Cette mentalité tranche avec celle du football. Le sport roi en Youslévie est en effet basé sur le beau jeu et des joueurs vifs et doués techniquement. Il est par ailleurs important d'appuyer le fait que le rugby et le football se sont un peu construit en opposé dans le pays. Le football est un sport plus urbain alors que le rugby est plus populaire et pratiqué dans les milieux ruraux. Les raisons à cela sont multiples mais principalement car il met en avant des valeurs de solidarités et de combat plus adaptés à la mentalité rurale où le milieu social est plus restreint et les conditions de vies et de travail sont plus en accord avec cette mentalité.

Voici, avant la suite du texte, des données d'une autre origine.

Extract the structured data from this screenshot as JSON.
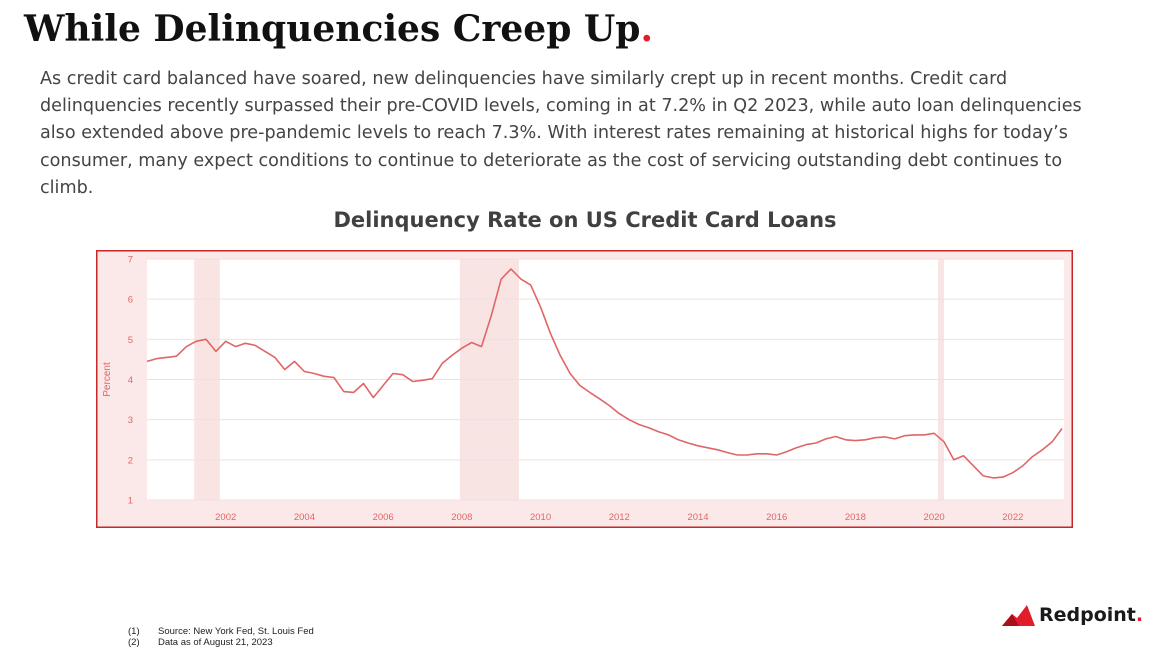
{
  "page": {
    "title": "While Delinquencies Creep Up",
    "title_dot": ".",
    "body": "As credit card balanced have soared, new delinquencies have similarly crept up in recent months. Credit card delinquencies recently surpassed their pre-COVID levels, coming in at 7.2% in Q2 2023, while auto loan delinquencies also extended above pre-pandemic levels to reach 7.3%. With interest rates remaining at historical highs for today’s consumer, many expect conditions to continue to deteriorate as the cost of servicing outstanding debt continues to climb.",
    "footnotes": [
      {
        "num": "(1)",
        "text": "Source: New York Fed, St. Louis Fed"
      },
      {
        "num": "(2)",
        "text": "Data as of August 21, 2023"
      }
    ],
    "logo": {
      "name": "Redpoint",
      "dot": ".",
      "icon": "redpoint-mountain-icon"
    }
  },
  "colors": {
    "accent": "#e11d2a",
    "line": "#e06666",
    "recession": "#f9e4e4",
    "frame": "#c62828"
  },
  "chart_data": {
    "type": "line",
    "title": "Delinquency Rate on US Credit Card Loans",
    "ylabel": "Percent",
    "xlabel": "",
    "xlim": [
      2000.0,
      2023.3
    ],
    "ylim": [
      1,
      7
    ],
    "yticks": [
      1,
      2,
      3,
      4,
      5,
      6,
      7
    ],
    "xticks": [
      2002,
      2004,
      2006,
      2008,
      2010,
      2012,
      2014,
      2016,
      2018,
      2020,
      2022
    ],
    "grid": true,
    "recessions": [
      [
        2001.2,
        2001.85
      ],
      [
        2007.95,
        2009.45
      ],
      [
        2020.1,
        2020.25
      ]
    ],
    "series": [
      {
        "x": [
          2000.0,
          2000.25,
          2000.5,
          2000.75,
          2001.0,
          2001.25,
          2001.5,
          2001.75,
          2002.0,
          2002.25,
          2002.5,
          2002.75,
          2003.0,
          2003.25,
          2003.5,
          2003.75,
          2004.0,
          2004.25,
          2004.5,
          2004.75,
          2005.0,
          2005.25,
          2005.5,
          2005.75,
          2006.0,
          2006.25,
          2006.5,
          2006.75,
          2007.0,
          2007.25,
          2007.5,
          2007.75,
          2008.0,
          2008.25,
          2008.5,
          2008.75,
          2009.0,
          2009.25,
          2009.5,
          2009.75,
          2010.0,
          2010.25,
          2010.5,
          2010.75,
          2011.0,
          2011.25,
          2011.5,
          2011.75,
          2012.0,
          2012.25,
          2012.5,
          2012.75,
          2013.0,
          2013.25,
          2013.5,
          2013.75,
          2014.0,
          2014.25,
          2014.5,
          2014.75,
          2015.0,
          2015.25,
          2015.5,
          2015.75,
          2016.0,
          2016.25,
          2016.5,
          2016.75,
          2017.0,
          2017.25,
          2017.5,
          2017.75,
          2018.0,
          2018.25,
          2018.5,
          2018.75,
          2019.0,
          2019.25,
          2019.5,
          2019.75,
          2020.0,
          2020.25,
          2020.5,
          2020.75,
          2021.0,
          2021.25,
          2021.5,
          2021.75,
          2022.0,
          2022.25,
          2022.5,
          2022.75,
          2023.0,
          2023.25
        ],
        "values": [
          4.45,
          4.52,
          4.55,
          4.58,
          4.82,
          4.95,
          5.0,
          4.7,
          4.95,
          4.82,
          4.9,
          4.85,
          4.7,
          4.55,
          4.25,
          4.45,
          4.2,
          4.15,
          4.08,
          4.05,
          3.7,
          3.68,
          3.9,
          3.55,
          3.85,
          4.15,
          4.12,
          3.95,
          3.98,
          4.02,
          4.4,
          4.6,
          4.78,
          4.92,
          4.82,
          5.6,
          6.5,
          6.75,
          6.5,
          6.35,
          5.8,
          5.15,
          4.6,
          4.15,
          3.85,
          3.68,
          3.52,
          3.35,
          3.15,
          3.0,
          2.88,
          2.8,
          2.7,
          2.62,
          2.5,
          2.42,
          2.35,
          2.3,
          2.25,
          2.18,
          2.12,
          2.12,
          2.15,
          2.15,
          2.12,
          2.2,
          2.3,
          2.38,
          2.42,
          2.52,
          2.58,
          2.5,
          2.48,
          2.5,
          2.55,
          2.57,
          2.52,
          2.6,
          2.62,
          2.62,
          2.66,
          2.45,
          2.0,
          2.1,
          1.85,
          1.6,
          1.55,
          1.57,
          1.68,
          1.85,
          2.08,
          2.25,
          2.45,
          2.78
        ]
      }
    ]
  }
}
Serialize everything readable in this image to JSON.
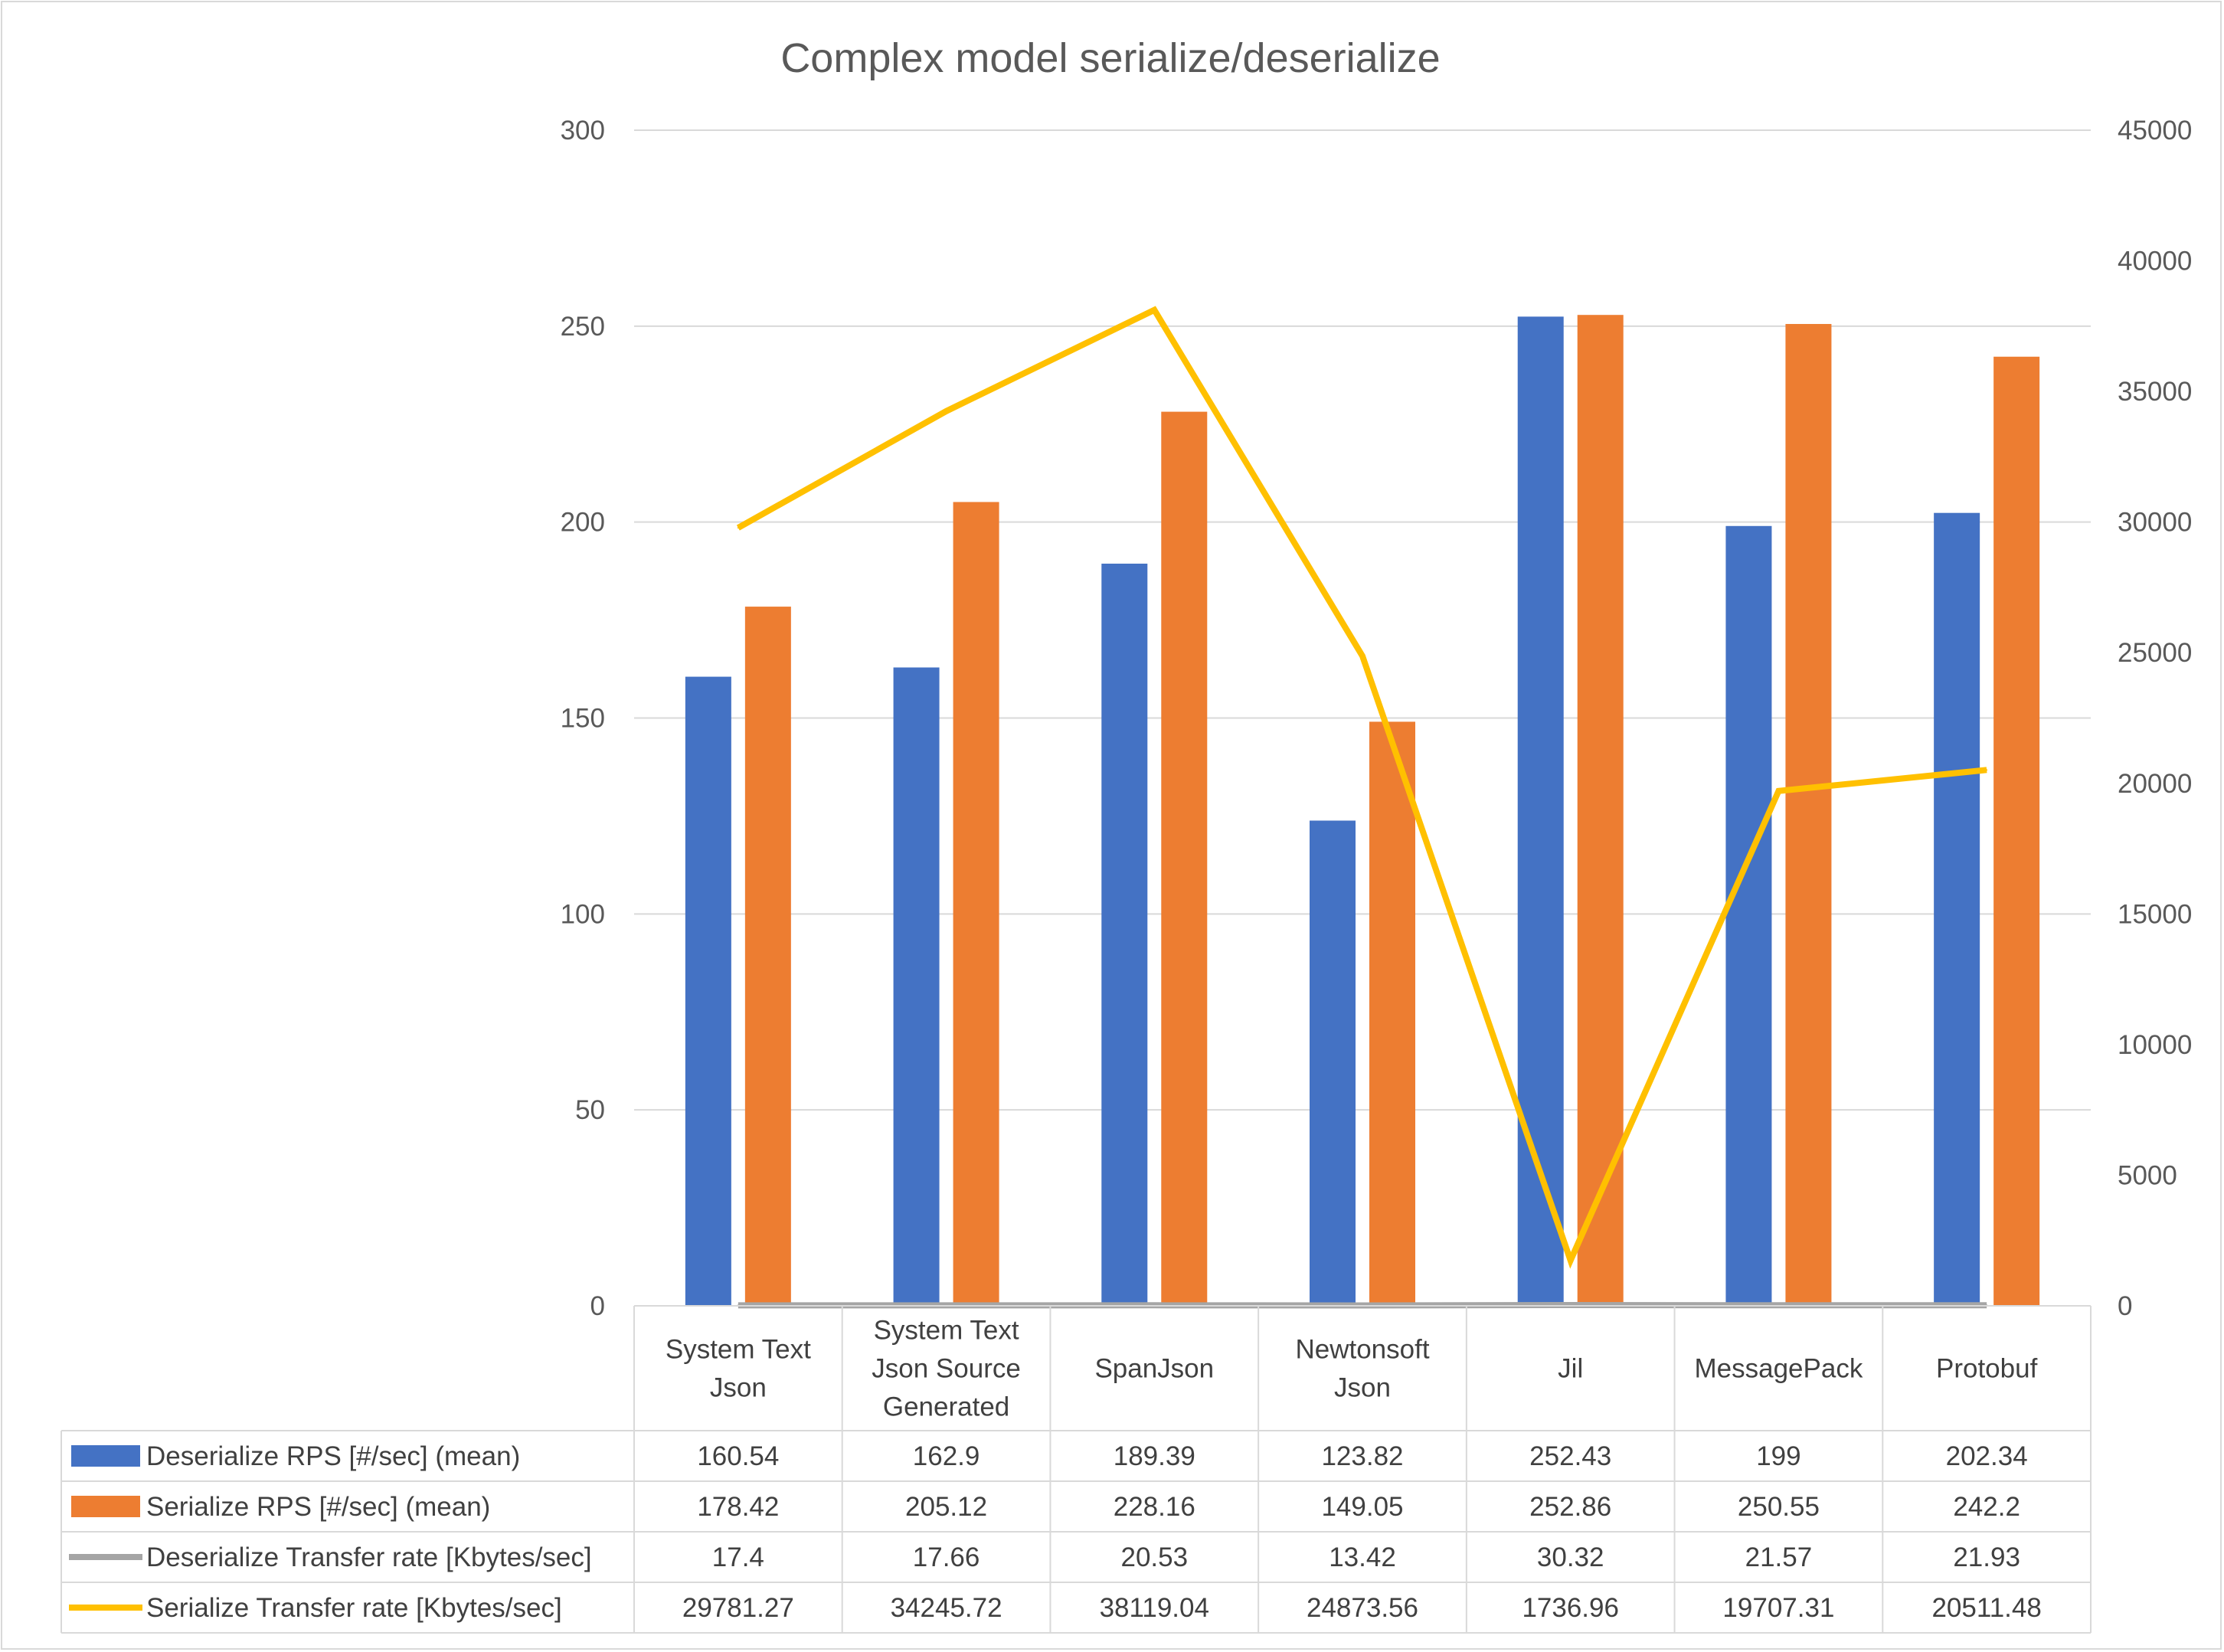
{
  "chart_data": {
    "type": "bar",
    "title": "Complex model serialize/deserialize",
    "categories": [
      [
        "System Text",
        "Json"
      ],
      [
        "System Text",
        "Json Source",
        "Generated"
      ],
      [
        "SpanJson"
      ],
      [
        "Newtonsoft",
        "Json"
      ],
      [
        "Jil"
      ],
      [
        "MessagePack"
      ],
      [
        "Protobuf"
      ]
    ],
    "y_left": {
      "ylim": [
        0,
        300
      ],
      "ticks": [
        0,
        50,
        100,
        150,
        200,
        250,
        300
      ]
    },
    "y_right": {
      "ylim": [
        0,
        45000
      ],
      "ticks": [
        0,
        5000,
        10000,
        15000,
        20000,
        25000,
        30000,
        35000,
        40000,
        45000
      ]
    },
    "grid": true,
    "legend": "data-table",
    "series": [
      {
        "name": "Deserialize RPS [#/sec] (mean)",
        "type": "bar",
        "axis": "left",
        "color": "#4472c4",
        "values": [
          160.54,
          162.9,
          189.39,
          123.82,
          252.43,
          199,
          202.34
        ],
        "labels": [
          "160.54",
          "162.9",
          "189.39",
          "123.82",
          "252.43",
          "199",
          "202.34"
        ]
      },
      {
        "name": "Serialize RPS [#/sec] (mean)",
        "type": "bar",
        "axis": "left",
        "color": "#ed7d31",
        "values": [
          178.42,
          205.12,
          228.16,
          149.05,
          252.86,
          250.55,
          242.2
        ],
        "labels": [
          "178.42",
          "205.12",
          "228.16",
          "149.05",
          "252.86",
          "250.55",
          "242.2"
        ]
      },
      {
        "name": "Deserialize Transfer rate [Kbytes/sec]",
        "type": "line",
        "axis": "right",
        "color": "#a5a5a5",
        "values": [
          17.4,
          17.66,
          20.53,
          13.42,
          30.32,
          21.57,
          21.93
        ],
        "labels": [
          "17.4",
          "17.66",
          "20.53",
          "13.42",
          "30.32",
          "21.57",
          "21.93"
        ]
      },
      {
        "name": "Serialize Transfer rate [Kbytes/sec]",
        "type": "line",
        "axis": "right",
        "color": "#ffc000",
        "values": [
          29781.27,
          34245.72,
          38119.04,
          24873.56,
          1736.96,
          19707.31,
          20511.48
        ],
        "labels": [
          "29781.27",
          "34245.72",
          "38119.04",
          "24873.56",
          "1736.96",
          "19707.31",
          "20511.48"
        ]
      }
    ]
  }
}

Il n'est donc pas étonnant de voir que les valeurs véhiculées par ces deux sports sont aux antipodes, d'un côté le pragmatisme et la lutte prônés par le prolétariat rural et e l'autre la fougue et le spectacle portée par une bourgeoisie urbaine.

Les derniers résultats de la sélection sont jugés comme insuffisants, éliminés dès les phases de groupe de la dernière coupe du monde en Loduarie, les gorros sont rentrés au pays la queue entre les jambes. Il s'agissait par ailleurs de la première fois que le XV youslève n'accédait pas aux matchs à élimination directe dans cette coupe du monde. Le prochain mondial en Gallouèse est toutefois source d'optimisme. Malgré une courte défaite sur le fil en match amical contre les futurs hôtes à domicile (22-27), les observateurs ont surtout mis en avant les progrès faits par cette jeune génération et tous attendent avec impatience cette nouvelle coupe du monde en espérant cette fois atteindre au moins le stade des demi-finales, objectif fixé par la fédération.